Andrew Loschert received his Master's Degree in Professional Writing from the University of Southern California in 2003. While there he studied under professors including Gay Talese, Noel Riley Fitch and Shelley Berman. Loschert's graduate thesis was Proving Up: The Search for the Gold of the India Maru, a narrative nonfiction book about the time he spent working for a treasure hunter searching for 100 tons of lost World War II gold in the South Pacific. To complete the research into the shipwreck, he secured a grant from the Skaggs Foundation of Oakland, California. Since moving to New York, Loschert has made a career of abridging audiobook manuscripts. With over 30 credits, he has abridged nonfiction works such as Tour of Duty by Douglas Brinkley and Trumpnation by Timothy O.Brien as well as fiction titles such as Elizabeth Kostova's Historian and Douglas Preston and Lincoln Child's Brimstone, which won the 2005 Audie Award for Best Fiction, Abridged. Loschert has also continued writing, working on a new novel, Beechwood, about a young boy, an estate on the Hudson River, and 200 years of history. This is his first musical.
Rob Seitelman
Director
Rob Seitelman has traveled across the continent to end up back at home with Only a Lad. A native Southern Californian (LBC) and KROQ listener (home station of Oingo Boingo), Rob has been an avid fan for as long as he can remember. As a director, Rob has put up productions of his original works, Paradise Lost (an original musical, written with Ben Birney) and aMUSEing. He has also directed Waiting for Godot, Les Miserables, West Side Story, Into the Woods, Merrily We Roll Along, Goodnight Desdemona (Goodmorning Juliet), and The Children's Crusade among others. As an actor, Rob can be seen in The Talk of the Town at the Algonquin Hotel.
Mary Ann Ivan
Musical Director
Mary Ann Ivan has over 20 years experience as a musical director and pianist in musical theatre. With a degree in Music Therapy from Duquesne University in Pittsburgh, PA, Mary Ann moved to NYC in 1993 where she received her MA in Music Composition from NYU. Studying privately with Joseph Church, musical director of Disney's The Lion King and The Who's Tommy, she began her Broadway career as a keyboardist and rehearsal pianist. She has played such shows as Tommy, The King and I, Jekyll & Hyde and toured with Joseph and the Amazing Technicolor Dreamcoat, My Fair Lady, and is currently with Jersey Boys. Becoming interested in composing at age 15, she now has over 600 songs, orchestral pieces, ensemble works, 4 film credits, and 11 musicals.
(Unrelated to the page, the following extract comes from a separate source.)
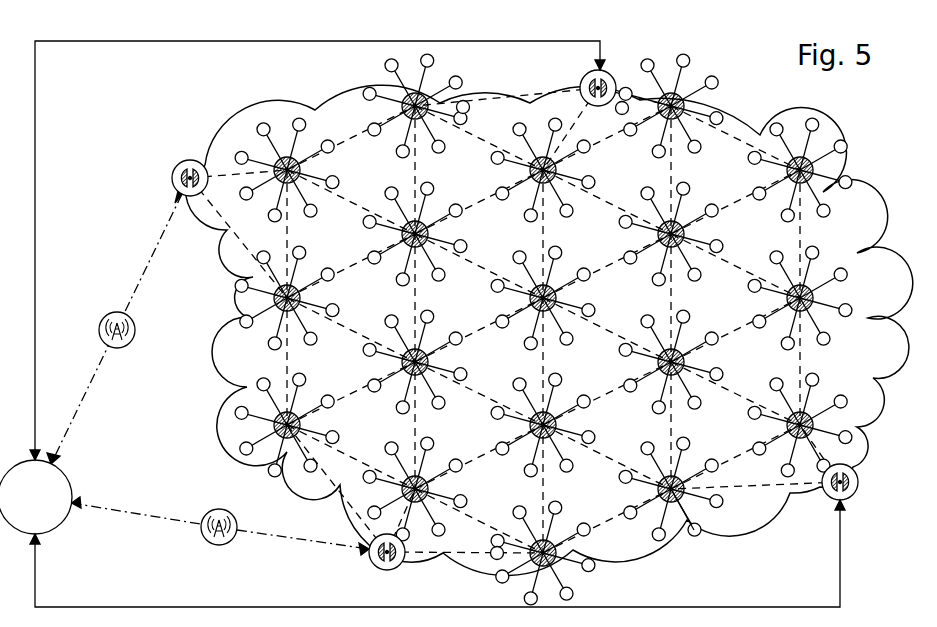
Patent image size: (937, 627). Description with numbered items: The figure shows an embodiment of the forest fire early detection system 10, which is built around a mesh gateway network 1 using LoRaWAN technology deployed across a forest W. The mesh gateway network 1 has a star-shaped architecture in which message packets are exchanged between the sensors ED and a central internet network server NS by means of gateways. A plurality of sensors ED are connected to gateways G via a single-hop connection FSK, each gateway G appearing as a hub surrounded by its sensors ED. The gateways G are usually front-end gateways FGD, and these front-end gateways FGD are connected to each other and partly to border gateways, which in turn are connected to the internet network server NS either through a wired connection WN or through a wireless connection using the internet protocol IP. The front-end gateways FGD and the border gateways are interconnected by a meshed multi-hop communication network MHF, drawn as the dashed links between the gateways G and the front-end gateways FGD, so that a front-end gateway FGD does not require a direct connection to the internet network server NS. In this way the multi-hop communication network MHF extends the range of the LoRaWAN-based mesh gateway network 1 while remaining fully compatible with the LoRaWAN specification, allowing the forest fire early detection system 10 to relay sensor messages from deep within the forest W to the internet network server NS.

In addition to being a composer and theatre musical director, Mary Ann was a piano and music theatre instructor at Concordia College in Bronxville, NY and also a professor of Music Theory and Sight-Singing at Circle in the Square, Broadway Theatre School in New York City. She is the founder of Capivan Studios, located in Westchester County, NY.
Jason Summers
Choreographer
After Mr. Summers' first successful collaboration with Mr. Seitelman on the original musical Paradise Lost, he is thrilled to get another chance to work together on a musical premiere. Recent choreography credits include: Urinetown, Annie, Nunsense, and The Will Rogers Follies. Mr. Summers recently finished directing No, No Nanette in Port Washington and will soon begin production on Media Madness, a multimedia one-man play with actor/writer Darian Dauchan. Mr. Summers has been a proud member of the Society of Stage Directors and Choreographers since 2005.
Sarah Levine
Costume Designer
Marnie Comings
Lighting Designer
Jennifer Westin
Producer
This October, Jennifer will receive her Master's Degree in Film, with a concentration in producing, from Columbia University. She has produced several short films including Twenty Dollar Drinks, starring Sandra Bernhard and Cady Huffman, which premiered at the Tribeca Film Festival in May 2006. Her recently completed thesis film, The Dawn Chorus, will premiere at the Edinburgh International Film Festival August 2006.
Jennifer did her undergraduate studies in theatre at USC. After graduation, she formed her own production company, the debut production of which, a revival of Oscar Wilde's The Importance of Being Earnest, garnered rave reviews from the likes of Daily Variety and played in LA for months. Jennifer was a finalist for the Hallmark Producer's Development Award and a recipient of the Arthur Krim Memorial Award, given annually by the producing faculty of Columbia University for excellence in producing. She was also a finalist for the 2006 Producers Guild of America Debra Hill Fellowship.